MARCUS Law was a big man but, wheelchair-bound after a motorcycle accident, he was no match for his deranged neighbour, Anthony Arkwright.
In the early hours of Sunday, August 28, 1988, Arkwright, an evil fantasist who had boasted to friends that one day he would be as infamous as Jack the Ripper, broke into Mr Law’s specially-adapted bungalow in Denman Road, Wath, and stabbed him 70 times.
In what he would later describe as punishment for all the cigarettes Mr Law, 25, had scrounged over recent months, Arkwright, 22, then attempted to gut his victim. He also gouged out his eyeballs and placed unlit cigarettes in the sockets, in his ears, up his nostril and in his mouth.
The horrific murder continued to haunt Mr Law’s father, retired engineer Anthony Law, and an inquest heard yesterday that 14 years later he killed himself in a fit of depression.
He was tormented with the thought that somehow he could have prevented the brutal death of his youngest son, Marcus.
But Arkwright’s thirst for notoriety was growing by the minute. His next step was to express his grief about the suicide of “poor old Marcus” to the victim’s mother, who found her son dead 30 minutes later.
Police were swift to earmark Arkwright as a suspect, and hauled him to the station for questioning.
At that point they were unaware he had already committed two other gruesome murders – and that he had spent 12 hours in police custody on suspicion of burglary between executing his second victim and Mr Law.
In the weeks before the 56-hour murder spree Arkwright was working in a Mexborough scrapyard. He sometimes stayed at his father’s flat in Denman Road or bedded down in hideouts he had constructed by the railway tracks, casting himself in the role of an SAS-style survivalist, with a knife tucked down his boots.

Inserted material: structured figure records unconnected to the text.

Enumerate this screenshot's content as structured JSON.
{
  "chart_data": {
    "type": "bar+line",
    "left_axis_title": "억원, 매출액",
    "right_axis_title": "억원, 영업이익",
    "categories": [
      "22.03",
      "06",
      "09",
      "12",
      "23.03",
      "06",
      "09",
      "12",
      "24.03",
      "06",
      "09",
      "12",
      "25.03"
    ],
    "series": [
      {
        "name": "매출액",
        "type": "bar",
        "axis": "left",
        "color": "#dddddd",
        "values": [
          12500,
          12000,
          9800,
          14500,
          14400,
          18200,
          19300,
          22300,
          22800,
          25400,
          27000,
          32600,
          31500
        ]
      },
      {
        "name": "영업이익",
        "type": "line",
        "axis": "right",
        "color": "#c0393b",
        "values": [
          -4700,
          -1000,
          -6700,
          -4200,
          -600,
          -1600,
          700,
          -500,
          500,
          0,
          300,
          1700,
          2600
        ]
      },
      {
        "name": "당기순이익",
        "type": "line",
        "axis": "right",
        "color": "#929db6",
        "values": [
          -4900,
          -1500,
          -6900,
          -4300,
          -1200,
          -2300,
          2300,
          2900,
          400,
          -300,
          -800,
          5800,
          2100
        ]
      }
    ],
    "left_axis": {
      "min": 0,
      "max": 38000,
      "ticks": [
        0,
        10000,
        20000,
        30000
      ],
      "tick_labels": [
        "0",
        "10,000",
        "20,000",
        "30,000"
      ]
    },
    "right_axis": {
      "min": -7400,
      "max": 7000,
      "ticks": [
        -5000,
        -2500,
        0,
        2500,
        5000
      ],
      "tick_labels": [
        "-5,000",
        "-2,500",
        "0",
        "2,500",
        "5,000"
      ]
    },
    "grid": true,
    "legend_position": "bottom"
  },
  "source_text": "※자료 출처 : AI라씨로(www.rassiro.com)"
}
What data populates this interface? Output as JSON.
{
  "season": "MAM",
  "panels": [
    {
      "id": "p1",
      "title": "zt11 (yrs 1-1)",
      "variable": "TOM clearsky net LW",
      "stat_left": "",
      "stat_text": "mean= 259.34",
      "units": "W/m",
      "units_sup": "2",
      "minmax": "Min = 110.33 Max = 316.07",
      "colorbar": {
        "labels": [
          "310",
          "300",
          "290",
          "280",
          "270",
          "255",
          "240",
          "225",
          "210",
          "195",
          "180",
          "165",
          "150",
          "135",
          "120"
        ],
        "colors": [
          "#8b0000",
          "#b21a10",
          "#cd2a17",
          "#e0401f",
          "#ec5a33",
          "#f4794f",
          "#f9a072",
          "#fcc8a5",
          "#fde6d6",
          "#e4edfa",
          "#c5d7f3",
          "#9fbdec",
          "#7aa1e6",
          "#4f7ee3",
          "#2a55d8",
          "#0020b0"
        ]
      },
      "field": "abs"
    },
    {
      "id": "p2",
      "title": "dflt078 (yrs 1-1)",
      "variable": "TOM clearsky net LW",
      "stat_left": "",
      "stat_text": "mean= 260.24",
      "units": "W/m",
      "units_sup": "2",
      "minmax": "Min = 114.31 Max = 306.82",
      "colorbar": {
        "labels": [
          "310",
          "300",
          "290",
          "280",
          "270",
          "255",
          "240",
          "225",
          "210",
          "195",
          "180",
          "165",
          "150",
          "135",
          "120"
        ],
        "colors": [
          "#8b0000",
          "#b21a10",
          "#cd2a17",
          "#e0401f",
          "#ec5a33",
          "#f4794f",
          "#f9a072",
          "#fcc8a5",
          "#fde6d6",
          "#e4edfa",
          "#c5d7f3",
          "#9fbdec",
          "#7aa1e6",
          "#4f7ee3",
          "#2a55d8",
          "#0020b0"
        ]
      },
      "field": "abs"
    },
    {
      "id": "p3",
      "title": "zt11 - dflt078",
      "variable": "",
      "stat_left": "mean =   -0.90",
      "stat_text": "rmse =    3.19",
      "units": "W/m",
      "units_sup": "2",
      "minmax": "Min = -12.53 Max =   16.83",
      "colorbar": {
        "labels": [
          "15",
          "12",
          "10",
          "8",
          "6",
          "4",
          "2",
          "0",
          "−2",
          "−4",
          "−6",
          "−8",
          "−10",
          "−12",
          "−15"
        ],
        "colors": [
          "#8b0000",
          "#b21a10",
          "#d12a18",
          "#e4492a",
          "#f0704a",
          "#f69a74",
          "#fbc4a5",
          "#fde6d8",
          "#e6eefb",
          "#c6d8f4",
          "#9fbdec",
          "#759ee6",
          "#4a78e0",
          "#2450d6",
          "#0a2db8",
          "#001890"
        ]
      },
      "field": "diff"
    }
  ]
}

His behaviour was growing increasingly bizarre. He had become obsessed with the mistaken belief that he had been born out of an incestuous relationship between his mother and her father, his grandfather, Stasys Puidokis.
When he was sacked from his job on Friday, August 26, for his atrocious attendance record, Arkwright got drunk and the nightmare began.
At around 4.30pm that day he went to his grandfather’s allotment, near his home in Ruskin Drive, Mexborough, and stabbed the 68-year-old in the neck, cutting through a nerve and paralysing him, before striking him with an axe and then smashing his head with a 14lb lump hammer.
That night he toured the nightspots of Mexborough and dropped hints of his horrendous crime, demonstrating again his lust for public recognition.
By 3am on the Saturday he was back in Wath, and had entered the flat of his next door neighbour, Raymond Ford, 45, a depressed teacher who spent his days drinking cheap cider and completing Guardian crosswords.
Earlier that week Arkwright had burgled Mr Ford’s flat, stealing a microwave oven and a clock. He had returned to cover his tracks.
Naked, with a Prince of Darkness devil-mask covering his face, he stabbed his second victim 500 times, plunging his knife deep into every part of Mr Ford’s body. He gutted and disembowled the corpse with a surgical precision which criminologists said was remarkably similar to the technique used by Jack the Ripper.
An experienced police officer later described the violence as: “the most brutal act of slaughter I have ever seen. It is all the more chilling when you realise he must have spent at least half an hour inflicting these terrible wounds.”
Four hours later Arkwright was arrested on suspicion of burglary at Mr Ford’s house, and was kept in custody before being released to appear at court the following weekend.
But at around midnight the next day it was Marcus Law’s turn to suffer.
It later emerged that when police arrested Arkwright as one of a number of suspects in the Law murder investigation, they were alerted to his killings during a bizarre card game.
As Arkwright and officers sat at the interview table, Arkwright picked up a four of hearts card and told police: “This is the master card. It means you have four bodies and a madman on the loose.”
Arkwright eventually admitted killing his grandfather, Mr Ford and Mr Law. A fourth charge of murdering his grandfather’s housekeeper, Elsa Konradite, 72, was ordered to lie on court files after Arkwright had pleaded not guilty.
The killer, who had suffered a deprived and disturbed childhood, was sentenced to life imprisonment, with a recommendation that he serve a minimum of 25 years.
In mitigation James Chadwin QC, told Sheffield Crown Court that his client was a young man suffering from severe personality damage and disorder. “He has shown signs of disturbance from the time his mother left him at the age of four.”